Chicago Bears 2025 Season Snapshot
Chicago Bears sit at 9-4 through Week 14 — a team that looks legit on the surface thanks to a dominant running game and a turnover-generating defense, but with clear vulnerabilities (especially vs. the run and in passing efficiency) that temper how “complete” they are.
Overall Record & Recent Form
- Record: 9-4 (through Week 14).
- Recent stretch: 4-1 in their last 5 games (wins over Cowboys, Giants, Vikings, Steelers; loss to Packers).
- Several wins have been close; they’ve also had one blowout loss (at Detroit).
Offensive Performance (Chicago Bears)
- Points per game: 26.1
- Total offense: 374.3 yards/game
- Passing: 230.9 yards/game, 1.5 TDs/game, 58.2% completion, QB rating 89.1
- Rushing: 153.8 yards/game, 4.94 yards/carry — elite ground output
- Efficiency: 3rd down conversion 43.9%, Red zone TD% 58.5%
- Turnovers: 0.75 turnovers/game (good ball security)
Key takeaways:
- The offense is built around a very strong running attack that controls clock and drives scoring.
- Passing efficiency is a weakness — low completion% and a modest passing TD rate suggest the offense can stall if the run game is contained.
Defensive Performance (Chicago Bears)
- Points allowed: 25.6/game
- Total defense: 359 yards allowed/game
- Passing defense: 235.3 yards allowed/game, 67.4% completion allowed, 2.0 pass TDs/game
- Rush defense: 133.8 yards allowed/game, 5.18 yards/carry allowed — clear weakness
- Turnovers forced: 2.17/game (creating a lot of takeaways)
- Third-down defense: 36.2% allowed, Red zone allowed 61%
Key takeaways:
- Defense is opportunistic — forces a high number of turnovers, which masks some yardage problems.
- The defense struggles to stop the run (high YPC) and is vulnerable to teams that can run effectively or break contain.
Snapshot Comparison (Offense vs Defense)
| Stat | Offense | Defense |
|---|
| Points/Game | 26.1 | 25.6 (allowed) |
| Yards/Game | 374.3 | 359 (allowed) |
| Passing Yds/Game | 230.9 | 235.3 (allowed) |
| Rushing Yds/Game | 153.8 | 133.8 (allowed) |
| Turnovers/Game | 0.75 (committed) | 2.17 (forced) |
| 3rd Down % | 43.9% | 36.2% (allowed) |
Key Games & Context
- Signature wins: 31-14 vs Cowboys (dominant), 47-42 at Bengals (explosive offensive output).
- Troubling loss: 21-52 at Lions — showed vulnerability in blowout scenarios.
- Recent narrow wins (Giants, Vikings, Steelers) show resilience but also close margins that could flip late in season.
Are they as good as they look?
- Short answer: Mostly yes — they are a legitimate playoff contender, but not without caveats.
- Why they look good: dominant rushing attack (153.8 ypg), excellent turnover differential (defense forces ~2.17 TOs/game while offense minimizes giveaways), and winning record (9-4).
- Why to be cautious: pass offense inefficiency (58.2% comp) and a poor run defense (5.18 YPC allowed). Against elite offenses that can exploit the secondary or take advantage of run mismatches, Chicago can struggle and be outgained despite forcing turnovers.
What needs to improve (recommendations)
- Fix run defense: better interior tackling and run fits — limiting 133.8 rush yds/game and lowering 5.18 YPC should be priority.

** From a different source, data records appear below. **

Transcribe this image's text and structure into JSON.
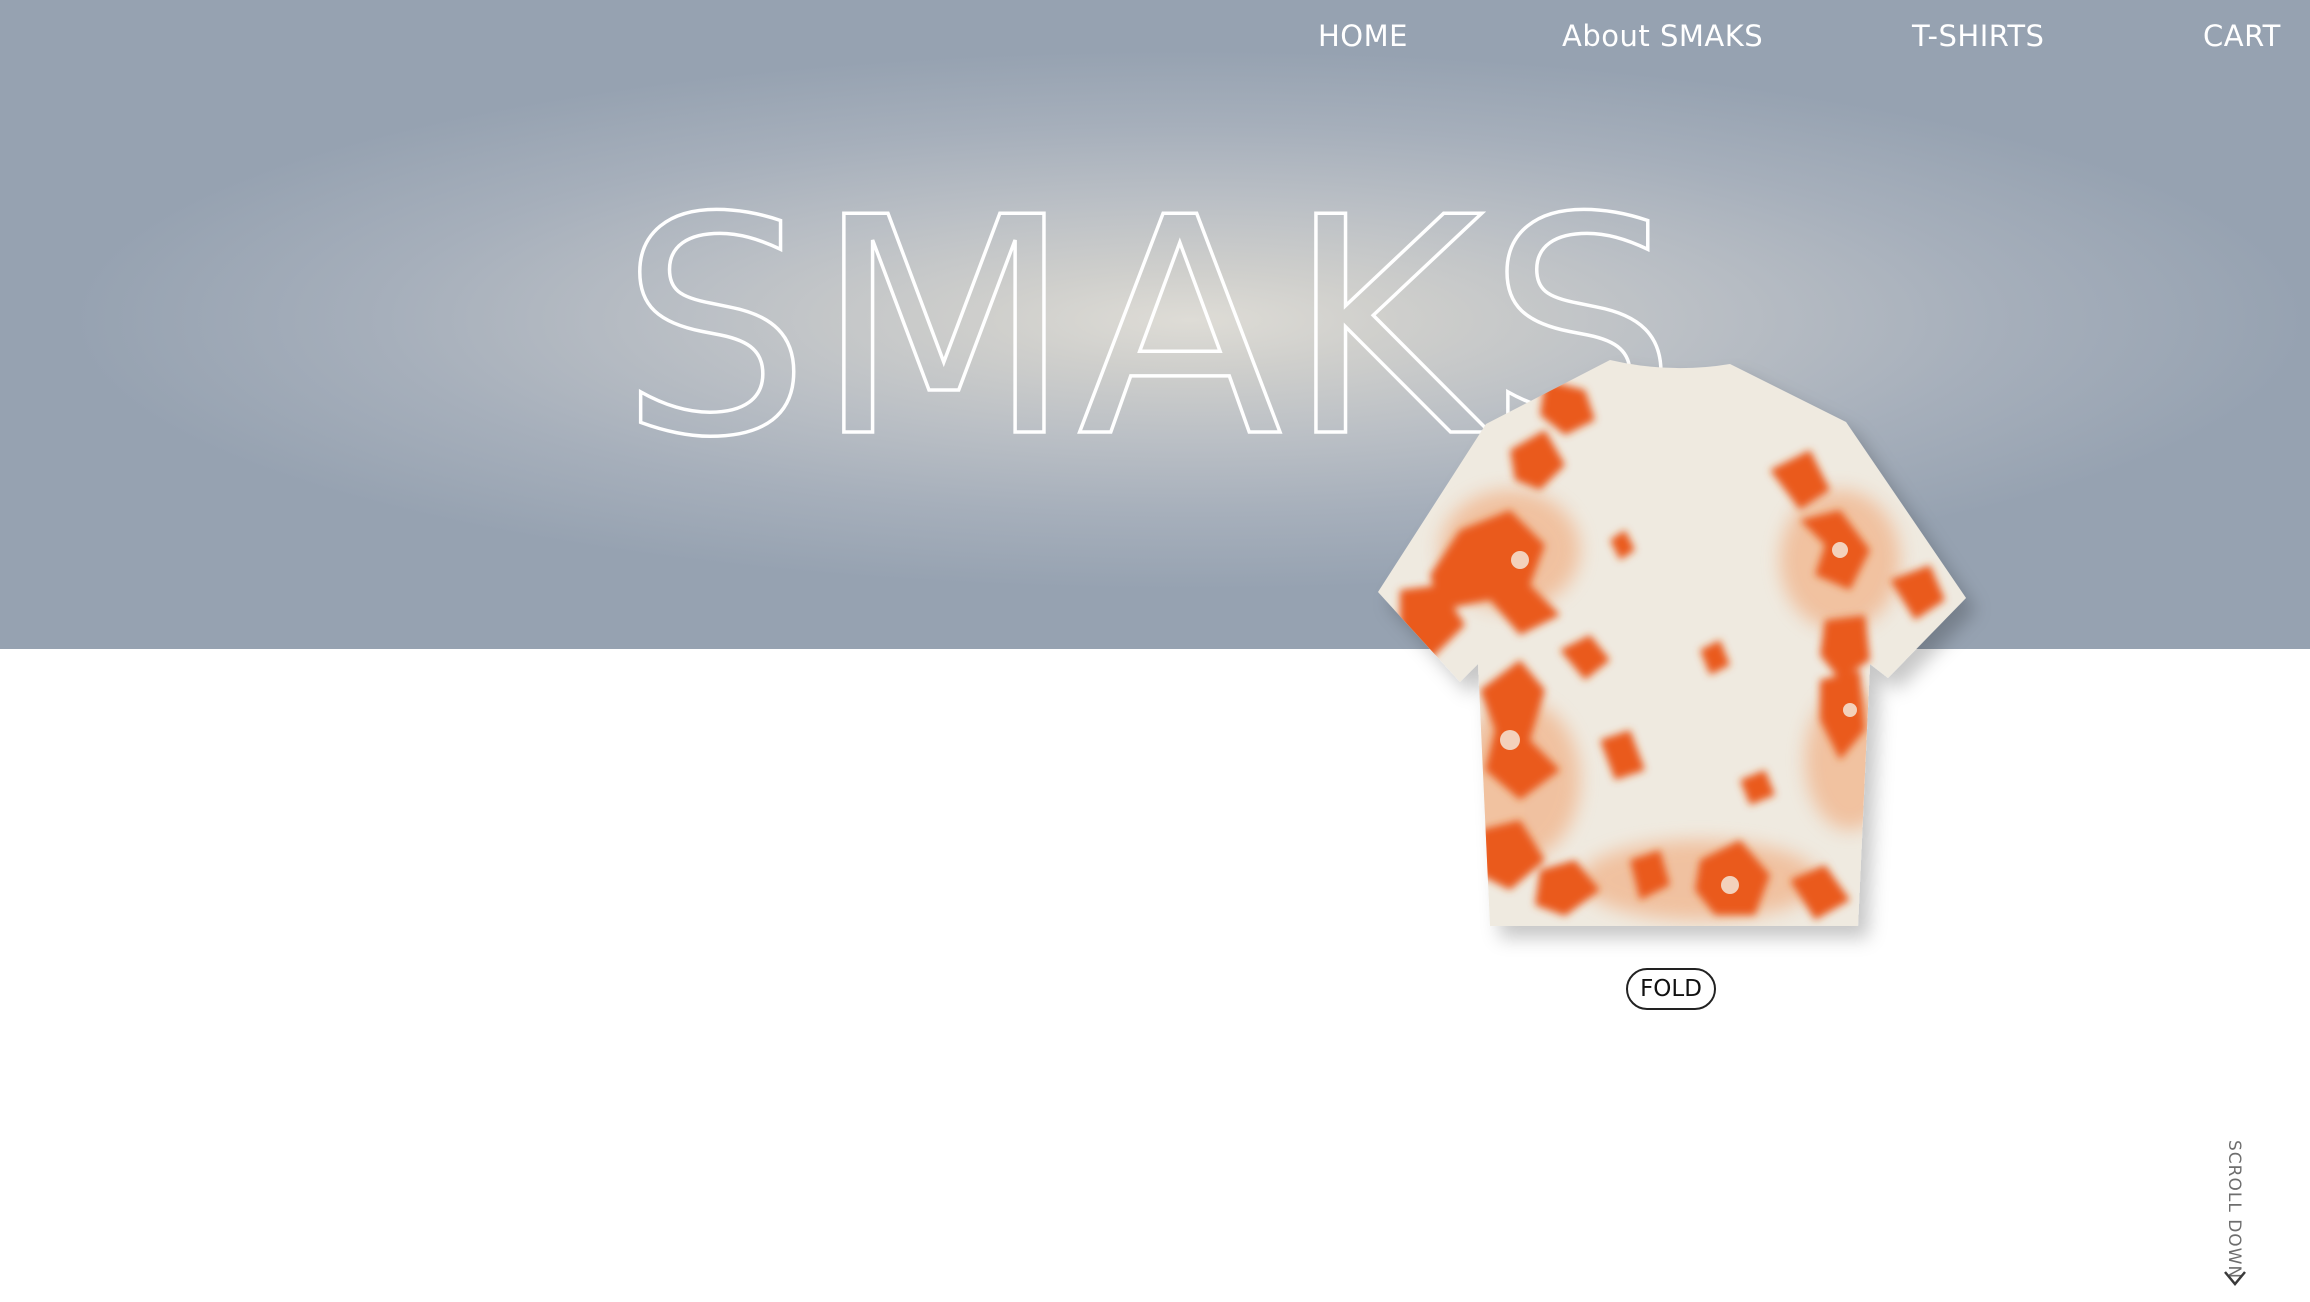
{
  "nav": {
    "home": "HOME",
    "about": "About SMAKS",
    "tshirts": "T-SHIRTS",
    "cart": "CART"
  },
  "hero": {
    "brand": "SMAKS"
  },
  "product": {
    "image_icon": "tie-dye-tshirt-image",
    "colors": {
      "base": "#efeae0",
      "dye": "#ea5a1a"
    },
    "fold_label": "FOLD"
  },
  "scroll": {
    "label": "SCROLL DOWN",
    "icon": "chevron-down-icon"
  },
  "colors": {
    "hero_center": "#dedcd6",
    "hero_edge": "#96a2b1",
    "nav_text": "#ffffff",
    "background": "#ffffff"
  }
}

- Improve passing efficiency: cleaner QB play and higher completion% (schemes/short passing) to reduce pass-dependency when the run is slowed.
- Limit big-play vulnerability: fewer explosive plays allowed will stabilize points allowed and reduce pressure on the offense.

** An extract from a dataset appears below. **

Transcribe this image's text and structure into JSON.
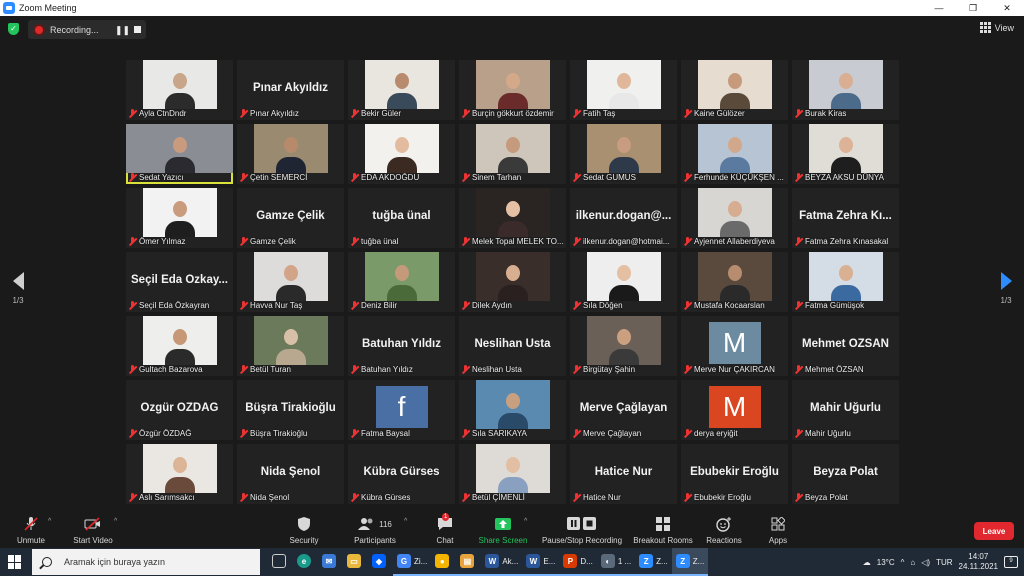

- If they shore up the run defense and marginally improve passing efficiency, the Bears have a real chance to be a deep playoff team; as-is they’re a strong wild-card contender and potential division threat.
Final Recommendation / Conclusion
Conclusion: The Chicago Bears are for real — 9-4, a top-tier rushing attack, and a turnover-hungry defense make them a dangerous team. However, their run defense and passing efficiency are clear vulnerabilities. If those are addressed, they can move from “good contender” to a genuine threat in the postseason.